Kamis, 23 November 2017



Antara Totalitas, Estetika, dan Etika
oleh Justianus Tarigan


Pada tahun 2012 lalu saya pernah mengikuti satu forum pertemuan mahasiswa Jurusan Bahasa dan Sastra Indonesia di Surabaya. Salah satu agenda yang harus diikuti oleh peserta adalah pertunjukan sastra yang dibawakan oleh masing-masing peserta yang hadir. Yang hadir berasal dari berbagai perguruan tinggi di Indonesia. Kegiatan ini dilaksanakan pada malam hari.
Saya pada saat itu sangat bersemangat sekali ingin melihat kebolehan peserta lain dalam bersastra. Saya tidak terlalu pintar dalam bersastra. Untuk itu, saya mengambil posisi terbilang dekat dengan panggung. 

Menarik memang saat kegiatan itu mulai berlangsung. Dengan bergilir, masing-masing peserta mewakili kampusnya unjuk kebolehan di panggung. Ada yang kocak caranya. Ada yang serius dan mengundang kesan mistis. Ada pula yang lari dari tema acara—bersastra—eh dia bernyanyi. Semuanya bagi saya tidak masalah. Toh, ini malam bersastra. Anggap saja dia bernyanyi adalah bagian musikalisasi puisi.

Akhirnya tiba saatnya penampilan teater. Seperti biasa, panggung menjadi gelap terlebih dahulu. Kemudian salah satu lampu dihidupkan. Diiringi oleh musik, pemain mulai menampilkan kebolehannya berteater. Dan tak pernah kuduga, salah satu personel teater tersebut muncul dari belakang kami—penonton.

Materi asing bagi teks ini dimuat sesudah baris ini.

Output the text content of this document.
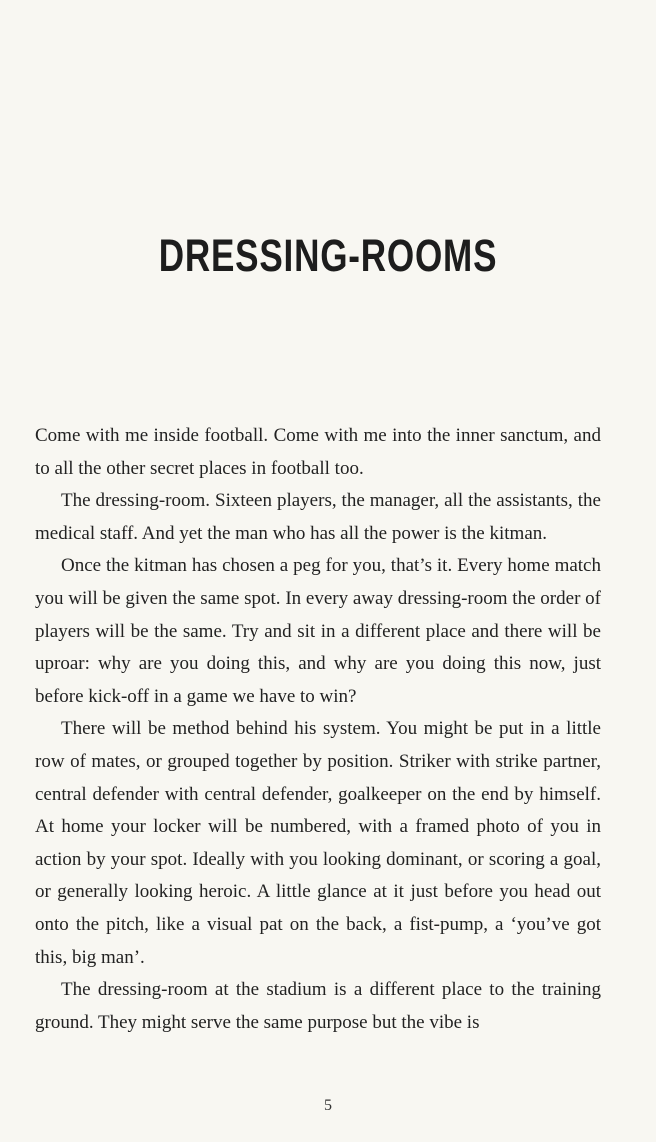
DRESSING-ROOMS

Come with me inside football. Come with me into the inner sanctum, and to all the other secret places in football too.

The dressing-room. Sixteen players, the manager, all the assistants, the medical staff. And yet the man who has all the power is the kitman.

Once the kitman has chosen a peg for you, that’s it. Every home match you will be given the same spot. In every away dressing-room the order of players will be the same. Try and sit in a different place and there will be uproar: why are you doing this, and why are you doing this now, just before kick-off in a game we have to win?

There will be method behind his system. You might be put in a little row of mates, or grouped together by position. Striker with strike partner, central defender with central defender, goalkeeper on the end by himself. At home your locker will be numbered, with a framed photo of you in action by your spot. Ideally with you looking dominant, or scoring a goal, or generally looking heroic. A little glance at it just before you head out onto the pitch, like a visual pat on the back, a fist-pump, a ‘you’ve got this, big man’.

The dressing-room at the stadium is a different place to the training ground. They might serve the same purpose but the vibe is

5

Dengan bertelanjangkan dada dan bertopeng—dia lelaki—dan sehelai kain yang sangat pendek terikat asalan di antara pusat dan pahanya. Dia mulai bergerak seperti kesusahan ke panggung. Dalam peran seperti ini saya dan penonton yang lain masih belum bisa menebak apakah yang akan dilakukan oleh pemeran. Suara penonton pun senyap. Hanya suara music pengiring yang terdengar. Sampai di atas panggung dia dengan berani melepaskan kain yang menempel di antara pusat dan pahanya tadi sambil berteriak sebuah kata yang pada saat itu tidak jelas lagi kudengar karena sontak disahuti oleh teriakan para mahasiswi yang hadir saat itu. Dan tak berselang lama, adegan teater pun berakhir.

Lama saya berpikir apakah yang sedang diteatrikalkan oleh pemeran. Dalam benak saya, barangkali dia mengangkat isu-isu gender. Tapi, entah mengapa, hati saya mengatakan “Apakah tidak ada lagi cara lain yang dapat digunakan selain seperti itu?” Walau aksi teater tadi kesannya sedikit vulgar, hampir seluruh peserta merekam kegiatan itu. Dan kalau boleh saya katakan, memang penampilan teatrikal itu tadi yang paling mengundang perhatian lebih di antara yang lain karena kemasannya yang menarik. 

Dalam perjalanan pulang, saya tetap berpikir “Apa yang membuat saya terkesan sekaligus kurang berterima di hati saya dari teater itu?” Setelah saya telisik, benar bahwa pemerannya amat total dalam berteater dan di sanalah letak salah satu estetikanya. Di sisi lain, di sana pulalah terdapat kekurangan etika sehingga hati saya secara pribadi mengatakan untuk menolaknya.